Proper Hygiene Prevents Disease Outbreak

Proper Hygiene Prevents Disease Outbreak

Publication info

Posted
4/19/16

Desh Kumar Ghale inconveniently hops down the stairs as he makes his way home. He pulls his traditional Nepali stool and sits in his quadrangle where his nephews hustle in a playful manner. His oldest niece accompanies Desh as she pulls out another stool and sits beside him.

When Desh was just 12 years old he was hit by a car in the Nepal capital of Kathmandu and he has beenunable to walk properly since then. Even after visiting the doctors repeatedly his ability to walk has not improved.

“It is difficult for me to walk as my left leg does not work properly. I have to depend on my right leg to climb up and down the hills”, says Desh.

Walking uphill and downhill is a normal part of life for the people of hilly and mountainous region of Nepal. As Desh’s village of Barpak is situated 1,900 meters above sea level it is strenuous for him to walk to his house in the hills.

And then last year’s earthquake completely destroyed his home. His belongings like clothes, food, soaps, and toothbrush were buried inside the rubbles.

“For weeks we had to wear the same clothes”, says Desh’s oldest niece Bishnu Ghale. “Our clothes were getting dirty and we managed to salvage some old ones from the rubble; but all of those were covered in mud and dust.” The village of Barpak was the epicenter for the earthquake on 25th April. After the earthquake more than 80 percent of the houses were damaged or destroyed in the village. Almost everyone in the village had lost their possessions like clothes and hygiene items necessary for day to day sanitation.
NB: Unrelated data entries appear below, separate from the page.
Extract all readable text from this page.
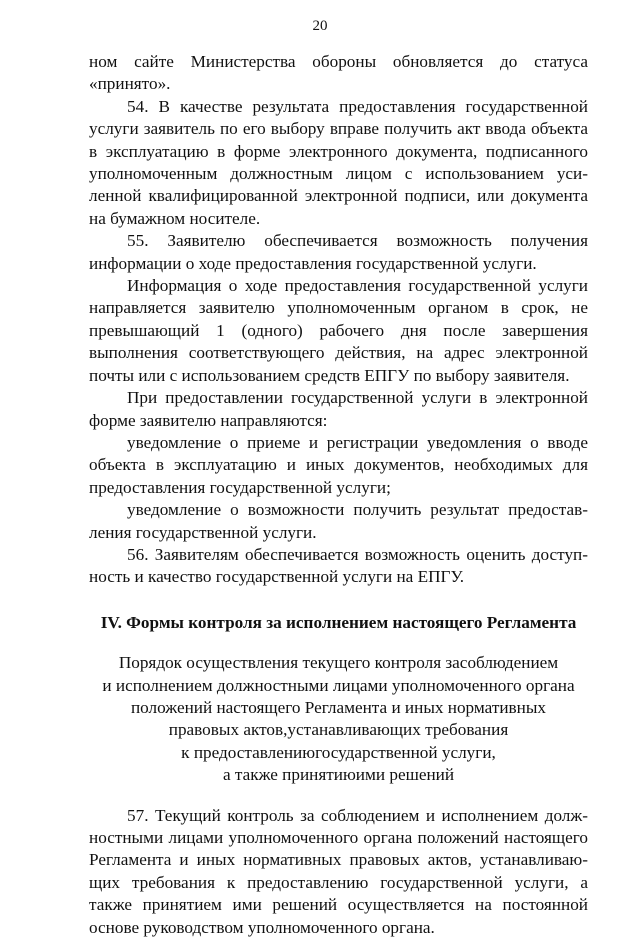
20

ном сайте Министерства обороны обновляется до статуса «принято».

54. В качестве результата предоставления государственной услуги заявитель по его выбору вправе получить акт ввода объекта в эксплуатацию в форме электронного документа, подписанного уполномоченным должностным лицом с использованием усиленной квалифицированной электронной подписи, или документа на бумажном носителе.

55. Заявителю обеспечивается возможность получения информации о ходе предоставления государственной услуги.

Информация о ходе предоставления государственной услуги направляется заявителю уполномоченным органом в срок, не превышающий 1 (одного) рабочего дня после завершения выполнения соответствующего действия, на адрес электронной почты или с использованием средств ЕПГУ по выбору заявителя.

При предоставлении государственной услуги в электронной форме заявителю направляются:

уведомление о приеме и регистрации уведомления о вводе объекта в эксплуатацию и иных документов, необходимых для предоставления государственной услуги;

уведомление о возможности получить результат предоставления государственной услуги.

56. Заявителям обеспечивается возможность оценить доступность и качество государственной услуги на ЕПГУ.

IV. Формы контроля за исполнением настоящего Регламента
Порядок осуществления текущего контроля засоблюдением
и исполнением должностными лицами уполномоченного органа
положений настоящего Регламента и иных нормативных
правовых актов,устанавливающих требования
к предоставлениюгосударственной услуги,
а также принятиюими решений

57. Текущий контроль за соблюдением и исполнением должностными лицами уполномоченного органа положений настоящего Регламента и иных нормативных правовых актов, устанавливающих требования к предоставлению государственной услуги, а также принятием ими решений осуществляется на постоянной основе руководством уполномоченного органа.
“I was worried that diseases might spread in our village because many people were not able to wash their hands with soap after defecation”, says Bishnu. She further adds “Thankfully one of our neighbors was able to salvage some soaps and we could share it within our family. However, when we received soaps from CARE, I felt a little relieved that it will help stop the diseases to spread in our village”. Bishnu and Desh received a hygiene kit from CARE after the quake.

The hygiene kit consisted sanitary pads that were useful for many women like Bishnu. “I was having my period, and I did not have any clean clothes. The shops were all closed as most of them were either destroyed or damaged”, she recalls. She further adds, “The sanitary pad in the hygiene kit was a god sent item for me as most of my clothes were buried inside the rubble. I was happy to receive those items since it has helped me take care of my sanitation during turbulent time”.

When asked about the most useful item in the hygiene kit, Desh replied “I liked the torch light because sometimes it gets dark after I graze my cattle and lock them in the shed. With the help of torch light I can safely return home without worrying that I might fall from the stairs”.

 

Desh Kumar Ghale (left) sits with his oldest niece Bishnu Ghale (right) outside his house next to the hygiene kits provided by CARE with the funding support from Australian Aid.